The support frame 30 is also provided with a pair of ribs 37, the ribs connected by an end bar 38 at the front of the frame 30. Between the ribs 37 is provided a passage for a serial connection cable 11a connecting the heat flux sensor 11 to the microcontroller 12. The cable 1 la is protected by the ribs 37 and end bar 38. The cable 11a gradually transitions to a non-serial cable l ib before connection to the microcontroller 12. The openings 23a, 23 are provided with notches 27, 28 to accommodate the ribs 37 and end bar 38 respectively.
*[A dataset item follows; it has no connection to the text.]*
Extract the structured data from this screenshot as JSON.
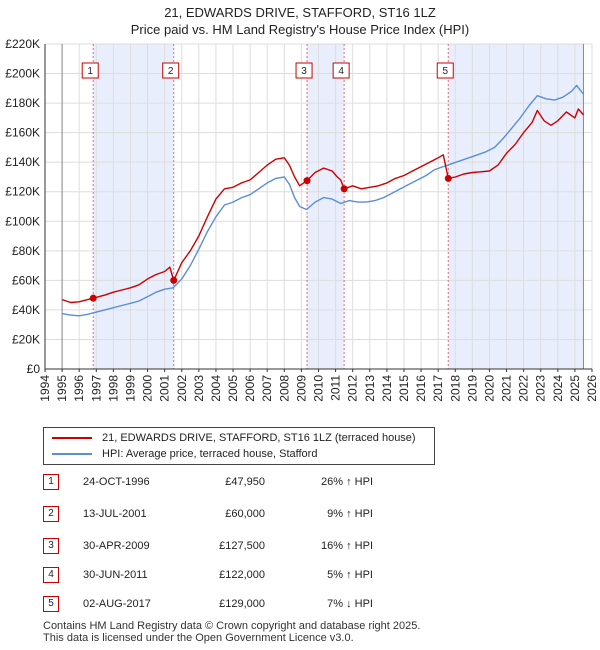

An additional benefit of the ribs 37, end bar 38 and notches 27, 28 is to help confine the relative motion of the support frame 30 and the housing 20.

Turing now to figures 5 & 6, the relative positions of the remaining components within the housing 20 is illustrated. The battery 15 is provided at the opposite end of housing 20 to the heat flux sensor 11. Between the battery 15 and heat flux sensor 11 is provided a circuit board 10 upon which is provided the microcontroller 12, data store 14 and air temperature sensor 17.

The communications unit 13 is mounted separately to the circuit board 10 on an antenna means 18 to enable transmission and receipt of wireless communication signals. The communications unit 13 typically comprises an RF (radio frequency) transceiver operable according to a standard data transfer protocol such as Bluetooth, Zigbee or the like.

Whilst the above embodiments relate to a combined device incorporating both a surface temperature sensor 16 and an air temperature sensor 17, the skilled man will appreciate that either or both sensors 16, 17 can be omitted if a pure heat flux sensing device 1 is desired.

The above embodiment is described by way of example only. Many variations are possible without departing from the scope of the invention as defined in the appended claims.